Last month marked the 100th anniversary of the Pal-Dadhvav massacre, when 2,000 tribal people headed by social reformer Motilal Tejawat assembled to protest exploitation, forced labour, and exorbitant taxes, according to historians.

British Major HG Sutton, according to the Gujarat government, ordered his forces to begin fire. "The entire area was packed with corpses, like a war," it stated. It went on to say that two wells were "overflowing with bodies."

The deaths were depicted as the "untold story of valour and sacrifice of the tribals" on the state's official float at this year's annual Republic Day parade, according to a statement that put the death toll at 1,200.

Mr Johnson, who has been chastised over Downing Street parties during the coronavirus outbreak, arrives in Ahmedabad, the state's largest city, today to begin a two-day visit to India.

"These atrocities occurred during British control, so if the British Prime Minister comes here, he must apologise," Mr Tejawat's grandson Mahendra told AFP.

"My grandfather was only waging a campaign for the poor, harmless, and ignorant tribals," the 77-year-old continued.

"If he believes what happened to the defenceless tribals was wrong, he must express regret."

Mr Johnson's portraits littered the streets of Delhi in the days leading up to his visit.

However, the legacy of colonial control have long coloured relations between Britain and India, when London considered the world's second-most populous nation as the jewel in its empire's crown, while hundreds of millions of Indians resented its dominion.

Prime Minister Narendra Modi emphasises the independence struggle as an important part of India's national identity on a frequent basis.
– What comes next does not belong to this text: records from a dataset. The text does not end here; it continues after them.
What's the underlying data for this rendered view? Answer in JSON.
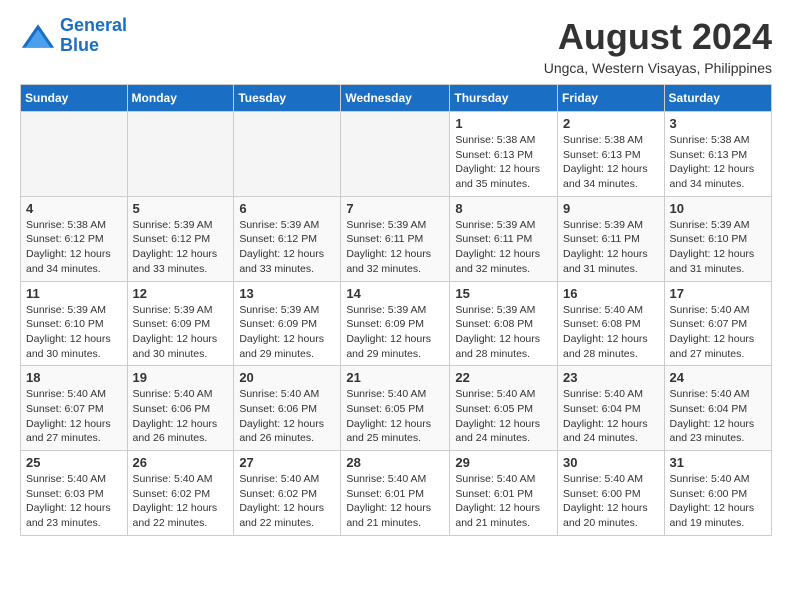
{
  "logo": {
    "line1": "General",
    "line2": "Blue"
  },
  "title": "August 2024",
  "location": "Ungca, Western Visayas, Philippines",
  "days_of_week": [
    "Sunday",
    "Monday",
    "Tuesday",
    "Wednesday",
    "Thursday",
    "Friday",
    "Saturday"
  ],
  "weeks": [
    [
      {
        "day": "",
        "empty": true
      },
      {
        "day": "",
        "empty": true
      },
      {
        "day": "",
        "empty": true
      },
      {
        "day": "",
        "empty": true
      },
      {
        "day": "1",
        "sunrise": "5:38 AM",
        "sunset": "6:13 PM",
        "daylight": "12 hours and 35 minutes."
      },
      {
        "day": "2",
        "sunrise": "5:38 AM",
        "sunset": "6:13 PM",
        "daylight": "12 hours and 34 minutes."
      },
      {
        "day": "3",
        "sunrise": "5:38 AM",
        "sunset": "6:13 PM",
        "daylight": "12 hours and 34 minutes."
      }
    ],
    [
      {
        "day": "4",
        "sunrise": "5:38 AM",
        "sunset": "6:12 PM",
        "daylight": "12 hours and 34 minutes."
      },
      {
        "day": "5",
        "sunrise": "5:39 AM",
        "sunset": "6:12 PM",
        "daylight": "12 hours and 33 minutes."
      },
      {
        "day": "6",
        "sunrise": "5:39 AM",
        "sunset": "6:12 PM",
        "daylight": "12 hours and 33 minutes."
      },
      {
        "day": "7",
        "sunrise": "5:39 AM",
        "sunset": "6:11 PM",
        "daylight": "12 hours and 32 minutes."
      },
      {
        "day": "8",
        "sunrise": "5:39 AM",
        "sunset": "6:11 PM",
        "daylight": "12 hours and 32 minutes."
      },
      {
        "day": "9",
        "sunrise": "5:39 AM",
        "sunset": "6:11 PM",
        "daylight": "12 hours and 31 minutes."
      },
      {
        "day": "10",
        "sunrise": "5:39 AM",
        "sunset": "6:10 PM",
        "daylight": "12 hours and 31 minutes."
      }
    ],
    [
      {
        "day": "11",
        "sunrise": "5:39 AM",
        "sunset": "6:10 PM",
        "daylight": "12 hours and 30 minutes."
      },
      {
        "day": "12",
        "sunrise": "5:39 AM",
        "sunset": "6:09 PM",
        "daylight": "12 hours and 30 minutes."
      },
      {
        "day": "13",
        "sunrise": "5:39 AM",
        "sunset": "6:09 PM",
        "daylight": "12 hours and 29 minutes."
      },
      {
        "day": "14",
        "sunrise": "5:39 AM",
        "sunset": "6:09 PM",
        "daylight": "12 hours and 29 minutes."
      },
      {
        "day": "15",
        "sunrise": "5:39 AM",
        "sunset": "6:08 PM",
        "daylight": "12 hours and 28 minutes."
      },
      {
        "day": "16",
        "sunrise": "5:40 AM",
        "sunset": "6:08 PM",
        "daylight": "12 hours and 28 minutes."
      },
      {
        "day": "17",
        "sunrise": "5:40 AM",
        "sunset": "6:07 PM",
        "daylight": "12 hours and 27 minutes."
      }
    ],
    [
      {
        "day": "18",
        "sunrise": "5:40 AM",
        "sunset": "6:07 PM",
        "daylight": "12 hours and 27 minutes."
      },
      {
        "day": "19",
        "sunrise": "5:40 AM",
        "sunset": "6:06 PM",
        "daylight": "12 hours and 26 minutes."
      },
      {
        "day": "20",
        "sunrise": "5:40 AM",
        "sunset": "6:06 PM",
        "daylight": "12 hours and 26 minutes."
      },
      {
        "day": "21",
        "sunrise": "5:40 AM",
        "sunset": "6:05 PM",
        "daylight": "12 hours and 25 minutes."
      },
      {
        "day": "22",
        "sunrise": "5:40 AM",
        "sunset": "6:05 PM",
        "daylight": "12 hours and 24 minutes."
      },
      {
        "day": "23",
        "sunrise": "5:40 AM",
        "sunset": "6:04 PM",
        "daylight": "12 hours and 24 minutes."
      },
      {
        "day": "24",
        "sunrise": "5:40 AM",
        "sunset": "6:04 PM",
        "daylight": "12 hours and 23 minutes."
      }
    ],
    [
      {
        "day": "25",
        "sunrise": "5:40 AM",
        "sunset": "6:03 PM",
        "daylight": "12 hours and 23 minutes."
      },
      {
        "day": "26",
        "sunrise": "5:40 AM",
        "sunset": "6:02 PM",
        "daylight": "12 hours and 22 minutes."
      },
      {
        "day": "27",
        "sunrise": "5:40 AM",
        "sunset": "6:02 PM",
        "daylight": "12 hours and 22 minutes."
      },
      {
        "day": "28",
        "sunrise": "5:40 AM",
        "sunset": "6:01 PM",
        "daylight": "12 hours and 21 minutes."
      },
      {
        "day": "29",
        "sunrise": "5:40 AM",
        "sunset": "6:01 PM",
        "daylight": "12 hours and 21 minutes."
      },
      {
        "day": "30",
        "sunrise": "5:40 AM",
        "sunset": "6:00 PM",
        "daylight": "12 hours and 20 minutes."
      },
      {
        "day": "31",
        "sunrise": "5:40 AM",
        "sunset": "6:00 PM",
        "daylight": "12 hours and 19 minutes."
      }
    ]
  ]
}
The Modi government has erected massive monuments of major freedom leaders and established a museum in the Red Fort dedicated to one of them.

PM Modi is a former Gujarat Chief Minister, during whose time a memorial to the massacre victims was created.

However, Arun Vaghela, the dean of the history department at Gujarat University, is sceptical that the British Prime Minister will address the issue.

He conducted field study at the site and stated that villagers were still finding old gunshots embedded in trees and skeletons in deep wells into which individuals had attempted to flee even 20 years ago.

"The British records only show 40 to 50 deaths, but when does any murderer government, British or others, ever expose and recognise the number of individuals it has killed?"

"The British Prime Minister who is coming here wasn't even born at the time," he continued, "and he would have no knowledge of the episode." "What has been done is done; it is history, and we must look forward."